Ce qui est moins poétique et plus sûr que toutes ces merveilles, c’est l’indiscipline qui régnait dans l’armée, et qui, après avoir failli compromettre l’expédition elle-même, finit par lasser Ximenès. Sans cesse obsédé des prétentions de ses généraux, et pressé de s’y soustraire, le cardinal ne passa que quelques jours à Oran. Il se rembarqua pour l’Espagne, après avoir dédié lui-même la plus grande mosquée d’Oran, transformée en église, à Notre-Dame-de-la-Victoire, laissant à Pierre de Navarre et à Vianelli, pour de nouvelles conquêtes, toutes les munitions qui restaient sur les vaisseaux.

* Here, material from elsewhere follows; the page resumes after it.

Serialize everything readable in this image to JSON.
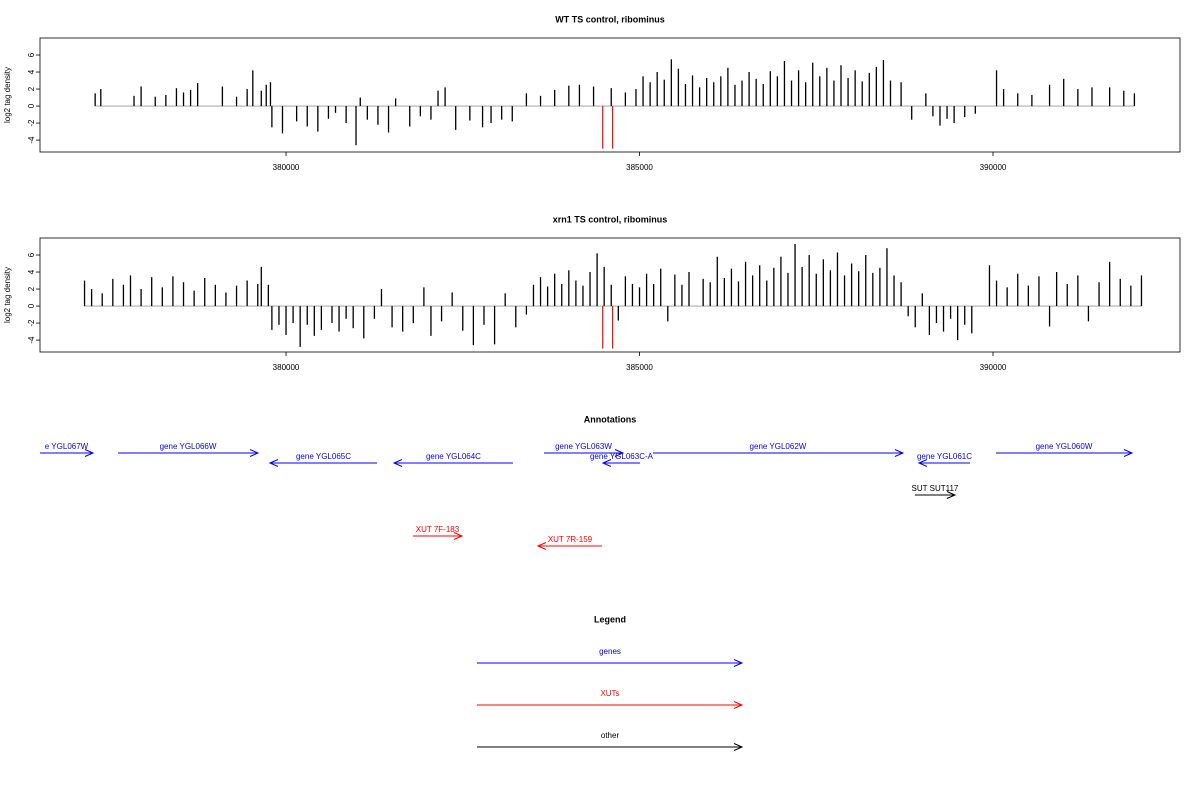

Ces deux généraux attaquèrent d’abord et prirent Bougie, capitale du royaume de ce nom ; ils se portèrent ensuite sur Tripoli, dont ils se rendirent maîtres également. Leur nom était devenu la terreur de toute l’Afrique, quand ils furent battus dans une nouvelle tentative. Vianelli fut tué dans cet engagement ; quant à Pierre de Navarre, il passa en Italie où il porta successivement les armes pour les Espagnols et les Français, et mourut prisonnier de Charles-Quint. De toutes les conquêtes que les Espagnols avaient faites sur la côte d’Afrique, ils ne conservèrent que la ville d’Oran, qui avait été réunie par Ximenès à l’archevêché de Tolède, et qui a appartenu à l’Espagne jusqu’en 1792.

Si Ximenès avait l’audace dans les entreprises et la persévérance dans les desseins, il n’avait pas le génie qui fonde et qui organise. Il porta dans la conquête d’Oran la même préoccupation exclusive qui dirigeait toutes ses actions. Son unique soin fut d’y établir des églises, des monastères et un tribunal d’inquisition. Quelques historiens lui ont attribué des projets de colonisation, mais rien ne prouve que ces projets aient été réels ; ils n’ont du moins jamais reçu de commencement d’exécution. La pensée que d’autres documens lui prêtent d’établir à Oran un ordre de Saint-Jacques, sur le mode de celui de Rhodes, pour faire la guerre aux infidèles, paraît plus vraisemblable ; dans tous les cas, il mourut avant d’avoir pu la réaliser. Il ne fit donc rien à Oran pour prendre véritablement possession du pays. La population musulmane avait été exterminée tout entière ou réduite en esclavage ; aucune mesure ne fut prise pour y appeler la population chrétienne. Après une occupation stérile et dispendieuse de près de trois cents ans, les Espagnols durent bénir l’affreux tremblement de terre qui leur servit de prétexte pour l’évacuer. Cette ville était pourtant riche et puissante quand Ximenès s’en était emparé, et il eût suffi d’un peu de prévoyance pour lui conserver sa prospérité ; mais l’esprit qui dépeuplait l’Espagne n’était pas propre à peupler l’Afrique.